TP3 - SASKit

Senescence-related biomarkers and signaling pathways in blood, cells and tissues of PDAC models

This subproject is dedicated to the analysis of mechanisms and consequences of senescence in the context of PDAC and fibrosis. Therefore, an animal model of accelerated ageing, the UCP2-/- mouse, was employed to study progression of orthotopically transplanted syngeneic tumors, and data were compared to wild-type (WT) mice with the same genetic background, and sham-transplanted mice. These experiments are based on the hypothesis that cellular senescence plays a double-edged and context-dependent role in PDAC progression. While induction of cancer cell senescence may limit tumor progression, aging of the immune system and the host tissue is likely to display the opposite effect. Furthermore, senescence of pancreatic stellate cells (PSC), the main source of extracellular matrix proteins in the pancreas, may modulate the PDAC-typical desmoplastic reaction.
UCP2 encodes for a mitochondrial anion carrier protein and has been implicated in the separation of oxidative phosphorylation from ATP synthesis. UCP2 deletion results in increased levels of reactive oxygen species (ROS). By using UCP2-/- mice, we therefore took advantage of an established model of increased ROS and accelerated aging to selectively study the effects of cellular senescence in non-cancer cells; e.g., immune cells and PSC (the tumor cells themselves are UCP2+/+). Tumor progression was monitored by different approaches, and blood and tissue samples were subjected to histological and molecular endpoint studies to evaluate and quantify markers of senescence in the various cell types, provide protein expression data, and enable gene expression measurements. These in vivo studies were complemented by co-culture experiments employing murine PDAC cell lines and PSC derived from WT- and UCP2-/--mice.
Specifically, we have studied the senescence associated secretory phenotype (SASP) on both the PDAC cell and PSC side, depending on the origin and combination of the cells. Therefore, cell culture supernatants as well as proteins/RNA from PDAC cells and PSC were subjected to follow-up studies, supplemented by ELISA tests to measure secreted proteins, quantification of ROS levels and biological assays to monitor cellular functions. Based on the intermediate results of this subproject and the entire consortium, a small number of molecular targets was selected for in-depth mechanistic studies. These targets included key regulators of senescence, also of major importance for the project as a whole, such as PAI-1, CDK5 and p16/p21.
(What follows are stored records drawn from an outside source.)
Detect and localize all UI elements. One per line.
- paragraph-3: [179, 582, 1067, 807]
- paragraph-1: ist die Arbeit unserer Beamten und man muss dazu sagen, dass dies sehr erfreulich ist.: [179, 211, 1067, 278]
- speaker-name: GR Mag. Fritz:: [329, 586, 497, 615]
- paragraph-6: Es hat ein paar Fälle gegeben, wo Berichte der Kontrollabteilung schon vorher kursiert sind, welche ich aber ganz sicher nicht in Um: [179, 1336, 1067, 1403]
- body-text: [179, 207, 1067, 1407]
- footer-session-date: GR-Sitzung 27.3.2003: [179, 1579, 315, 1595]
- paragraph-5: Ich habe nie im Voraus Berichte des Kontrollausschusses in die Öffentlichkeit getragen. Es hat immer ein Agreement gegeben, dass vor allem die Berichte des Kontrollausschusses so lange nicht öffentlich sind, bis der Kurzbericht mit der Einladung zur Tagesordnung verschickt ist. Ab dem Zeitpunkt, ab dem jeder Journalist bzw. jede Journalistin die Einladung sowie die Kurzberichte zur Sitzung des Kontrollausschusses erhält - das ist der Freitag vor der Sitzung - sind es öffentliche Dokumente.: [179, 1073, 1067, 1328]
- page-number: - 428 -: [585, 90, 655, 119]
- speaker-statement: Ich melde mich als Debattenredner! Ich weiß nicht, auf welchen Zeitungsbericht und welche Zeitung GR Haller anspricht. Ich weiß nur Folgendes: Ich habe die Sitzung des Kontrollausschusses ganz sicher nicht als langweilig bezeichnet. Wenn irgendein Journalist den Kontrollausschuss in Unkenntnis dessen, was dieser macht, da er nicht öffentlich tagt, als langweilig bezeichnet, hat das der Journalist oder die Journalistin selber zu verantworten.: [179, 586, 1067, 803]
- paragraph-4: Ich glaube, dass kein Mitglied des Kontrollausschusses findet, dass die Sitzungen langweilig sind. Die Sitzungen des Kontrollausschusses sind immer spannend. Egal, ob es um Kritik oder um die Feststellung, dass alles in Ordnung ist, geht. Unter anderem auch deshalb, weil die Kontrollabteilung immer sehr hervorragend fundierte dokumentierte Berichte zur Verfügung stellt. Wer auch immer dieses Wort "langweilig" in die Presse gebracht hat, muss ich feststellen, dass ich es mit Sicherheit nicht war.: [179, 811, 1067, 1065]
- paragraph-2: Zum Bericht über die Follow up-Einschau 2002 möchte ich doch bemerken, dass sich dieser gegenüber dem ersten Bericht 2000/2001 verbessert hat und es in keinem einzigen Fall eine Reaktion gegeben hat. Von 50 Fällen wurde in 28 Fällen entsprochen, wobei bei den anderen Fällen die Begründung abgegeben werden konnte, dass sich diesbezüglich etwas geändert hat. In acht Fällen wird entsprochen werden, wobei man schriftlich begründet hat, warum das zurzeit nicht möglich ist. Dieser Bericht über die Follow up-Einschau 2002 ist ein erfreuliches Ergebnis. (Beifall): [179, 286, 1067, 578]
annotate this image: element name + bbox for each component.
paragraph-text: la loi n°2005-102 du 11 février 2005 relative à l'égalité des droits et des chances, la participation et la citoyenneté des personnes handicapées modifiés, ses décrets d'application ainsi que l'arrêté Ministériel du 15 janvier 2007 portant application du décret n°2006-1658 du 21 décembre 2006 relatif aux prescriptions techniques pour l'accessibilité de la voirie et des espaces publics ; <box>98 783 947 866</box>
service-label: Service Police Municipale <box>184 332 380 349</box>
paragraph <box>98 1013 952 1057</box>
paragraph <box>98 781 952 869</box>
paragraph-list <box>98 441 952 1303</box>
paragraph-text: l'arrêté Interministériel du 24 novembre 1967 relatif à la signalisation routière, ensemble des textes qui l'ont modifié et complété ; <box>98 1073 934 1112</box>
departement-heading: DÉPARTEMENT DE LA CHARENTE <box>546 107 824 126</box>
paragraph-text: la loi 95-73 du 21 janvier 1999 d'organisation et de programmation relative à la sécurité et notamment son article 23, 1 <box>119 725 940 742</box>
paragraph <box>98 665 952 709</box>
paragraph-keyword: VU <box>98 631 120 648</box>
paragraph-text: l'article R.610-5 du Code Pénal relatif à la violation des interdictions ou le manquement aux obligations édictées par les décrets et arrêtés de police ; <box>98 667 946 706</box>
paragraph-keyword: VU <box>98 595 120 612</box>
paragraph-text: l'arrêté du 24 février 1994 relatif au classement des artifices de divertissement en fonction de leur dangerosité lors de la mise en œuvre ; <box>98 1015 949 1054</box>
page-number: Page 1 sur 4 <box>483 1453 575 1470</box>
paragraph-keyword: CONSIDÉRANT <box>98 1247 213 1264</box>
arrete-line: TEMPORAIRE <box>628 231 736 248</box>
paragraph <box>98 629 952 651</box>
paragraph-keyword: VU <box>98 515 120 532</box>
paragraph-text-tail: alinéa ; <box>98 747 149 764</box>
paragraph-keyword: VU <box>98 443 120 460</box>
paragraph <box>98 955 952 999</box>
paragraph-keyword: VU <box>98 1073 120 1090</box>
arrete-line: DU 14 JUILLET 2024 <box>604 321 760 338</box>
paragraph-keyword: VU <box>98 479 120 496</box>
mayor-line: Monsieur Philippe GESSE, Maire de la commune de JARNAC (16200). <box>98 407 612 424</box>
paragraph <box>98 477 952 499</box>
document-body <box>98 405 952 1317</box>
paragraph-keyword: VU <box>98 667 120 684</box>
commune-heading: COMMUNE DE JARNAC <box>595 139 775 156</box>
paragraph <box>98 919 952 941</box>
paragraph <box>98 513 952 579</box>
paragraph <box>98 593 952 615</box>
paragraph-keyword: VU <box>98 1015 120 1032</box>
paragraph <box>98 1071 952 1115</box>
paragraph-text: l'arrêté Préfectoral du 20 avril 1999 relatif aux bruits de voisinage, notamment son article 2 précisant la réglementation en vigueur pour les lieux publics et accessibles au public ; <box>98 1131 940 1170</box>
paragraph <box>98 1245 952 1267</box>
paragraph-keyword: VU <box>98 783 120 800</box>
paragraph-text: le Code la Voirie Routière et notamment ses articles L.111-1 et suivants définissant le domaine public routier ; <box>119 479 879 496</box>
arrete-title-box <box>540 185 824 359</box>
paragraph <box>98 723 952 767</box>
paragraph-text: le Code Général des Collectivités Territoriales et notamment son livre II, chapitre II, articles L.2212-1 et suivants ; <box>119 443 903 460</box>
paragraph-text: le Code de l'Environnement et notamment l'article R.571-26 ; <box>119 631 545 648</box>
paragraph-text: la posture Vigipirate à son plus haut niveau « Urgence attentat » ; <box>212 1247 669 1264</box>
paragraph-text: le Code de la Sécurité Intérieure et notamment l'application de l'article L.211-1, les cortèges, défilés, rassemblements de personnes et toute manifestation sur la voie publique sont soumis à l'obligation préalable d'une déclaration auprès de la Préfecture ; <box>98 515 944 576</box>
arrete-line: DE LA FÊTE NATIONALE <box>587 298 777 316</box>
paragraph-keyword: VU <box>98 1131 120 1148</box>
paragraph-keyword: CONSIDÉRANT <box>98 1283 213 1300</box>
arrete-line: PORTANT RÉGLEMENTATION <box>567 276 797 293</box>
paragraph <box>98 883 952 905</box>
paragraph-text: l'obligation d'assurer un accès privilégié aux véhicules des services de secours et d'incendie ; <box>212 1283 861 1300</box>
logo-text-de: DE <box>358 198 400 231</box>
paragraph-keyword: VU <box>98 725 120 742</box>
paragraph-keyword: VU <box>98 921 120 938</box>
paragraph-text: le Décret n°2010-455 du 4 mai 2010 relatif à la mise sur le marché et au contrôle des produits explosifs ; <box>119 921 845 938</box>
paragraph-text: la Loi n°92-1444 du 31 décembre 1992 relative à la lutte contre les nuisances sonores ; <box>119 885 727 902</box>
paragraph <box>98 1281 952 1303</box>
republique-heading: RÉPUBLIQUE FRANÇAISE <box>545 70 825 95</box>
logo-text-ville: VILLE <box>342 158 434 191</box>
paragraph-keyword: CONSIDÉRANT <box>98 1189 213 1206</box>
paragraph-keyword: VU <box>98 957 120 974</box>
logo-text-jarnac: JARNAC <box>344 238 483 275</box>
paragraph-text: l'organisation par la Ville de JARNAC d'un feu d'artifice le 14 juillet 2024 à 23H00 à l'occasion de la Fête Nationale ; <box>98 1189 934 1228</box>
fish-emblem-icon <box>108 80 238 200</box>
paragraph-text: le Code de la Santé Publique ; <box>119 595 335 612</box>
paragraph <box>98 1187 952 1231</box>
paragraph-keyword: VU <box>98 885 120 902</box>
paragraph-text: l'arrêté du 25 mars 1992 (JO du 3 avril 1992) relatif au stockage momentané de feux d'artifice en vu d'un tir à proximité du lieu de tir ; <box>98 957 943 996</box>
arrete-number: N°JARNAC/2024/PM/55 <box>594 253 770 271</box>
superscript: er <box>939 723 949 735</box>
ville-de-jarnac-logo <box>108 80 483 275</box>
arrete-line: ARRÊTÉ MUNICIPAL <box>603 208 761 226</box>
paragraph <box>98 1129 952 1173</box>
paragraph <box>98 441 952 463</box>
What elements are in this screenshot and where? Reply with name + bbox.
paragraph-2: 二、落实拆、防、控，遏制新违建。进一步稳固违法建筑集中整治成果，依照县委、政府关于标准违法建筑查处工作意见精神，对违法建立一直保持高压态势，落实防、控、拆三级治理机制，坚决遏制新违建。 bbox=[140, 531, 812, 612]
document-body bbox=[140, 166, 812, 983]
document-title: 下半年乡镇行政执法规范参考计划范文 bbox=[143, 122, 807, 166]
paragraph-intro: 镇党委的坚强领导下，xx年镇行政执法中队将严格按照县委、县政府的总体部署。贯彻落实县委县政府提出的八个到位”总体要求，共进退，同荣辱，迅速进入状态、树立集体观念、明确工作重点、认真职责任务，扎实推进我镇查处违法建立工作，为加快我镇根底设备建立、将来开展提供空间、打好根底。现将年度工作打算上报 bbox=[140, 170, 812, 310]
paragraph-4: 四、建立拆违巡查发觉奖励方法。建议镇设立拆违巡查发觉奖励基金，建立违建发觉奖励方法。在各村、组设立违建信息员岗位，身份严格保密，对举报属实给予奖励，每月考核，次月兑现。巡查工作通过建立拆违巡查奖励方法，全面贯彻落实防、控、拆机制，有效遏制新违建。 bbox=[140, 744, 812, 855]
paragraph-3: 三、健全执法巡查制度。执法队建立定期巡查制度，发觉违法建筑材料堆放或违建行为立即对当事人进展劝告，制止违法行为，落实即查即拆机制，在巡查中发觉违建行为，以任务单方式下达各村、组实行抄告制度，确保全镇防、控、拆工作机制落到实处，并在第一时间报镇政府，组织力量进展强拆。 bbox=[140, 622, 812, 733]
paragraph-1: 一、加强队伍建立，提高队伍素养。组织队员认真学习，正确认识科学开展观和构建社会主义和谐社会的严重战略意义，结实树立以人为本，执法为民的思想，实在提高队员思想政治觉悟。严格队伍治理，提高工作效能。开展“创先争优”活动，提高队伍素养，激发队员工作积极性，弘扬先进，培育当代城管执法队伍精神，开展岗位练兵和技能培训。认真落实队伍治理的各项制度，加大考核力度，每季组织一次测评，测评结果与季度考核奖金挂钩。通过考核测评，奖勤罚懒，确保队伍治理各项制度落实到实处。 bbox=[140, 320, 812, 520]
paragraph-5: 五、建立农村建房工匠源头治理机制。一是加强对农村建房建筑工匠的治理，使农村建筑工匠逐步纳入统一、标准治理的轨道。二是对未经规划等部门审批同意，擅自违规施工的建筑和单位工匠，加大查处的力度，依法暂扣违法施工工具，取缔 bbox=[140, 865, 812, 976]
Some key findings of the subproject have recently been published (Revskij et al. 2022) and can be summarized as follows: Measurements of tumor weights and quantification of proliferating cells indicated a significant growth advantage of Panc02 and 6606PDA cells in WT mice compared to UCP2-/- mice. In tumors in the knockout strain, higher levels of interferon-γ mRNA despite similar numbers of tumor-infiltrating T-cells were observed. 6606PDA cells triggered a stronger stromal reaction in Ucp2 knockout mice than in WT animals. Accordingly, PSC from UCP2-/- mice proliferated at a higher rate than cells of the WT strain when they were incubated with conditioned media from PDAC cells. Taken together, our data suggests that UCP2 modulates PDAC microenvironment in a way that favors tumor progression and implicates an altered stromal response as one of the underlying mechanisms. The evaluation of the various molecular findings has not yet been completed.